MBK....my mbk is the most docile snake I have ever had.  Much more docile than any of my corns.  He is so docile he even lets me hold his head without fighting.  Just waits for me to let it go again.

----------


## ohyeahnow

My corns will barely bite their prey LOL. Put the f/t in the tub and they crawl up and start eating. I have three and owned another as a kid. All were good feeders and very docile. I owned an Eastern king as a teenager that I caught in the wild. That snake ate well, never bit me or musked me. I rescued a CA King that was susposed to be nippy. Never struck, and once out of the cage he is a sweetheart. He has musked me twice though, somthing the corns never have. 

I like Kings better, but the corn snake would probably be more white. I loved the white rat snake personally.
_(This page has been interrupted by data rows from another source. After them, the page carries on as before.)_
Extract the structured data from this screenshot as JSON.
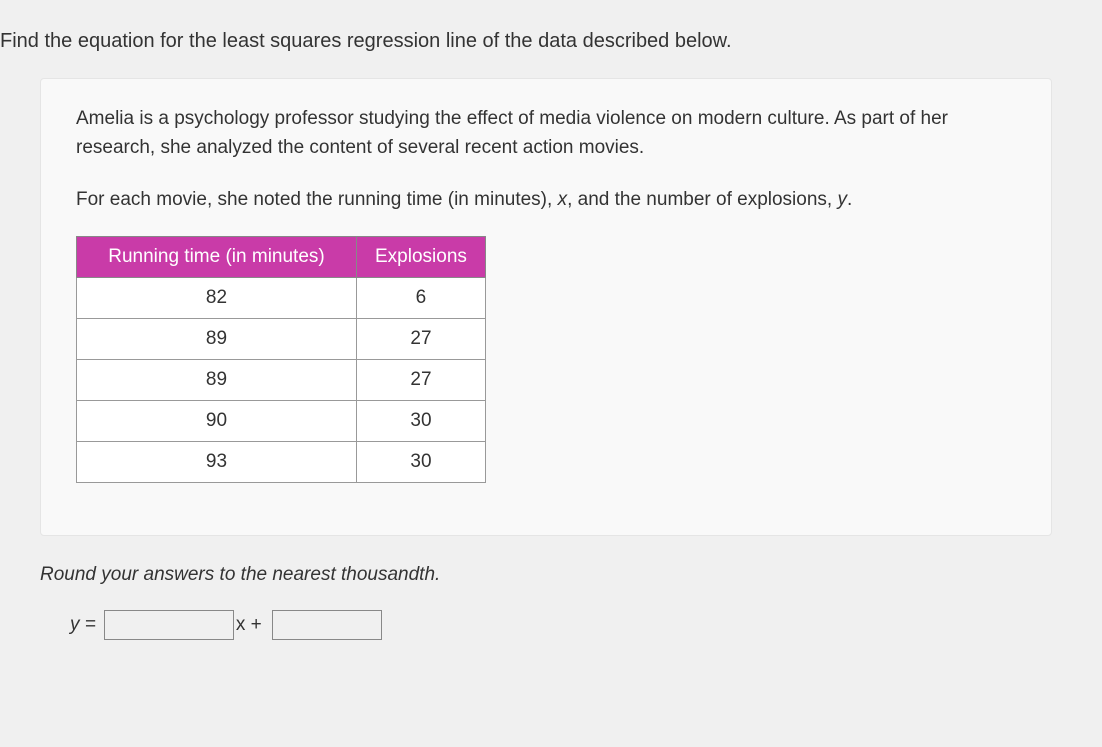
{
  "question": "Find the equation for the least squares regression line of the data described below.",
  "card": {
    "paragraph1": "Amelia is a psychology professor studying the effect of media violence on modern culture. As part of her research, she analyzed the content of several recent action movies.",
    "paragraph2_pre": "For each movie, she noted the running time (in minutes), ",
    "paragraph2_x": "x",
    "paragraph2_mid": ", and the number of explosions, ",
    "paragraph2_y": "y",
    "paragraph2_post": "."
  },
  "table": {
    "headers": [
      "Running time (in minutes)",
      "Explosions"
    ],
    "rows": [
      [
        "82",
        "6"
      ],
      [
        "89",
        "27"
      ],
      [
        "89",
        "27"
      ],
      [
        "90",
        "30"
      ],
      [
        "93",
        "30"
      ]
    ],
    "header_bg_color": "#c93ba8",
    "header_text_color": "#ffffff",
    "border_color": "#999999",
    "cell_bg_color": "#ffffff",
    "col1_width": 280,
    "col2_width": 110
  },
  "instruction": "Round your answers to the nearest thousandth.",
  "answer": {
    "y_equals": "y =",
    "x_plus": "x +"
  },
  "colors": {
    "page_bg": "#f0f0f0",
    "card_bg": "#f9f9f9",
    "text_color": "#333333"
  }
}
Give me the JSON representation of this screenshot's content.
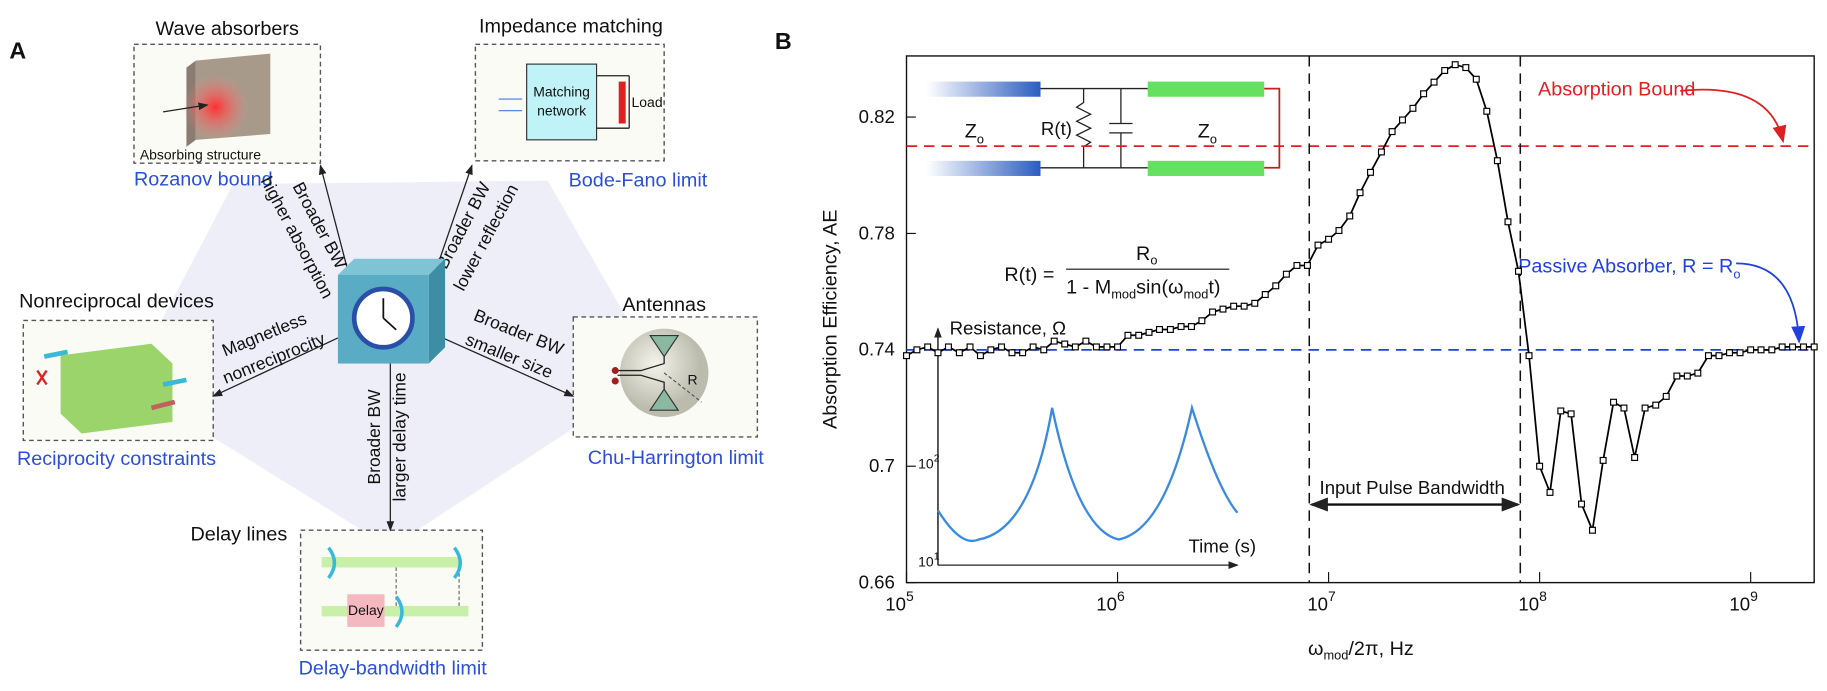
{
  "panel_a": {
    "label": "A",
    "nodes": [
      {
        "title": "Wave absorbers",
        "limit": "Rozanov bound",
        "inner": [
          "Absorbing structure"
        ]
      },
      {
        "title": "Impedance matching",
        "limit": "Bode-Fano limit",
        "inner": [
          "Matching",
          "network",
          "Load"
        ]
      },
      {
        "title": "Nonreciprocal devices",
        "limit": "Reciprocity constraints"
      },
      {
        "title": "Antennas",
        "limit": "Chu-Harrington limit",
        "inner": [
          "R"
        ]
      },
      {
        "title": "Delay lines",
        "limit": "Delay-bandwidth limit",
        "inner": [
          "Delay"
        ]
      }
    ],
    "arrows": [
      [
        "Broader BW",
        "higher absorption"
      ],
      [
        "Broader BW",
        "lower reflection"
      ],
      [
        "Magnetless",
        "nonreciprocity"
      ],
      [
        "Broader BW",
        "smaller size"
      ],
      [
        "Broader BW",
        "larger delay time"
      ]
    ]
  },
  "chart_data": {
    "type": "line",
    "label": "B",
    "ylabel": "Absorption Efficiency, AE",
    "xlabel": {
      "text": "ω",
      "sub": "mod",
      "rest": "/2π, Hz"
    },
    "xlog": true,
    "xlim": [
      100000,
      2000000000
    ],
    "ylim": [
      0.66,
      0.841
    ],
    "xticks": [
      {
        "value": 100000,
        "label": "10",
        "sup": "5"
      },
      {
        "value": 1000000,
        "label": "10",
        "sup": "6"
      },
      {
        "value": 10000000,
        "label": "10",
        "sup": "7"
      },
      {
        "value": 100000000,
        "label": "10",
        "sup": "8"
      },
      {
        "value": 1000000000,
        "label": "10",
        "sup": "9"
      }
    ],
    "yticks": [
      0.66,
      0.7,
      0.74,
      0.78,
      0.82
    ],
    "x": [
      100000,
      112000,
      126000,
      141000,
      158000,
      178000,
      200000,
      224000,
      251000,
      282000,
      316000,
      355000,
      398000,
      447000,
      501000,
      562000,
      631000,
      708000,
      794000,
      891000,
      1000000,
      1120000,
      1260000,
      1410000,
      1580000,
      1780000,
      2000000,
      2240000,
      2510000,
      2820000,
      3160000,
      3550000,
      3980000,
      4470000,
      5010000,
      5620000,
      6310000,
      7080000,
      7940000,
      8910000,
      10000000,
      11200000,
      12600000,
      14100000,
      15800000,
      17800000,
      20000000,
      22400000,
      25100000,
      28200000,
      31600000,
      35500000,
      39800000,
      44700000,
      50100000,
      56200000,
      63100000,
      70800000,
      79400000,
      89100000,
      100000000,
      112000000,
      126000000,
      141000000,
      158000000,
      178000000,
      200000000,
      224000000,
      251000000,
      282000000,
      316000000,
      355000000,
      398000000,
      447000000,
      501000000,
      562000000,
      631000000,
      708000000,
      794000000,
      891000000,
      1000000000,
      1120000000,
      1260000000,
      1410000000,
      1580000000,
      1780000000,
      2000000000
    ],
    "series": [
      {
        "color": "#000000",
        "values": [
          0.738,
          0.74,
          0.741,
          0.739,
          0.741,
          0.739,
          0.741,
          0.738,
          0.74,
          0.741,
          0.739,
          0.739,
          0.741,
          0.74,
          0.743,
          0.742,
          0.741,
          0.743,
          0.741,
          0.741,
          0.741,
          0.745,
          0.745,
          0.746,
          0.747,
          0.747,
          0.748,
          0.748,
          0.75,
          0.753,
          0.754,
          0.755,
          0.755,
          0.756,
          0.759,
          0.762,
          0.766,
          0.769,
          0.769,
          0.776,
          0.778,
          0.781,
          0.786,
          0.794,
          0.801,
          0.808,
          0.815,
          0.819,
          0.823,
          0.828,
          0.832,
          0.836,
          0.838,
          0.837,
          0.833,
          0.822,
          0.805,
          0.784,
          0.767,
          0.738,
          0.7,
          0.691,
          0.719,
          0.718,
          0.687,
          0.678,
          0.702,
          0.722,
          0.72,
          0.703,
          0.72,
          0.721,
          0.724,
          0.731,
          0.731,
          0.732,
          0.738,
          0.738,
          0.739,
          0.739,
          0.74,
          0.74,
          0.74,
          0.741,
          0.741,
          0.741,
          0.741
        ]
      }
    ],
    "hlines": [
      {
        "value": 0.81,
        "color": "#e02020",
        "label": "Absorption Bound"
      },
      {
        "value": 0.74,
        "color": "#2040e0",
        "label": "Passive Absorber, R = R",
        "sub": "o"
      }
    ],
    "vlines": [
      {
        "value": 8100000
      },
      {
        "value": 81000000
      }
    ],
    "span_label": "Input Pulse Bandwidth",
    "inset": {
      "z": "Z",
      "z_sub": "o",
      "r": "R(t)",
      "formula": {
        "lhs": "R(t) =",
        "num": "R",
        "num_sub": "o",
        "den1": "1 - M",
        "den_sub1": "mod",
        "den2": "sin(ω",
        "den_sub2": "mod",
        "den3": "t)"
      },
      "ylabel": "Resistance, Ω",
      "xlabel": "Time (s)",
      "ticks": [
        {
          "label": "10",
          "sup": "2"
        },
        {
          "label": "10",
          "sup": "1"
        }
      ]
    }
  }
}
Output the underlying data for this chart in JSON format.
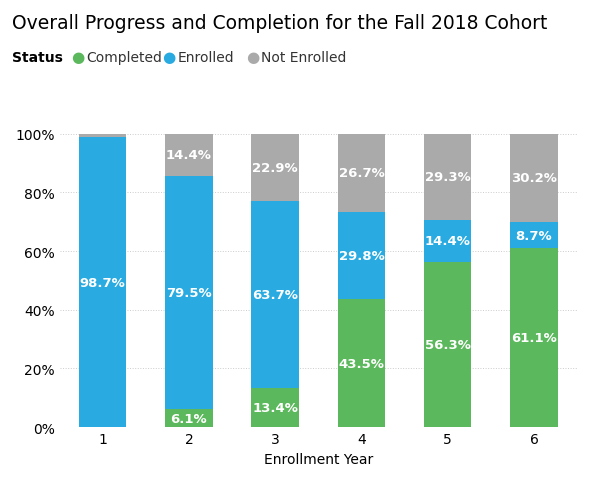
{
  "title": "Overall Progress and Completion for the Fall 2018 Cohort",
  "xlabel": "Enrollment Year",
  "ylabel": "",
  "categories": [
    1,
    2,
    3,
    4,
    5,
    6
  ],
  "completed": [
    0.0,
    6.1,
    13.4,
    43.5,
    56.3,
    61.1
  ],
  "enrolled": [
    98.7,
    79.5,
    63.7,
    29.8,
    14.4,
    8.7
  ],
  "not_enrolled": [
    1.3,
    14.4,
    22.9,
    26.7,
    29.3,
    30.2
  ],
  "color_completed": "#5cb85c",
  "color_enrolled": "#29abe2",
  "color_not_enrolled": "#aaaaaa",
  "bar_width": 0.55,
  "yticks": [
    0,
    20,
    40,
    60,
    80,
    100
  ],
  "ytick_labels": [
    "0%",
    "20%",
    "40%",
    "60%",
    "80%",
    "100%"
  ],
  "background_color": "#ffffff",
  "title_fontsize": 13.5,
  "label_fontsize": 10,
  "tick_fontsize": 10,
  "annotation_fontsize": 9.5,
  "legend_fontsize": 10,
  "status_label": "Status",
  "show_not_enrolled_label": [
    false,
    true,
    true,
    true,
    true,
    true
  ]
}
I google image search will give you a lot of pics of both snakes.

----------


## Lucas339

i have an albino king so i would go snow king but love the lucy texas rats.

----------


## sg1trogdor

> I 2nd that!!!



i 3rd that my lucy texas rat snake is evil incarnate.  lol.  Shes still small so im hoping she will grow out of it.  But as for a patternless snake I would say nothing beats a lucy texas rat snake its a solid white snake with semi blue looking eyes very stunning snake and its a heck of a bang for the buck they are normally pretty cheap i think I picked mine up for about 40 bucks at the anaheim show.

----------


## Lucas339

yeah for sure the the texas lucy is my next.  my albino king is pretty evil as well.  she is a hatchling and thinks shes a rattler/cobra mix.  kinda funny!!

is your rat a pooper?

----------


## anendeloflorien

Kings 100% I have 2 albinos and they're out of this world. Just an all around cool snake and so easy to feed. You're gonna wind up paying through the nose for a _good_ blizzard corn. I've never heard of a snow king though. I know there are albinos (obviously) but I've never seen an anery so IDK how there would be snows.

----------


## fergie

> MBK....my mbk is the most docile snake I have ever had.  Much more docile than any of my corns.  He is so docile he even lets me hold his head without fighting.  Just waits for me to let it go again.


Have to agree! My MBK is of the same disposition. You can hold her head whilst checking her over, she feeds like a trooper when in shed and even lets you hold and take photo's of when she's heavily in blue!

----------


## fergie

> Kings 100% I have 2 albinos and they're out of this world. Just an all around cool snake and so easy to feed. You're gonna wind up paying through the nose for a _good_ blizzard corn. I've never heard of a snow king though. I know there are albinos (obviously) but I've never seen an anery so IDK how there would be snows.


There are Snow Kings out there but Blizzard Kings would be more common. On a different forum I frequent, one member has a very impressive Blizzard King but others would refer to it as a Snow but because it has a some very, very faint yellow through it, the owner refers to it as a Blizzard.

----------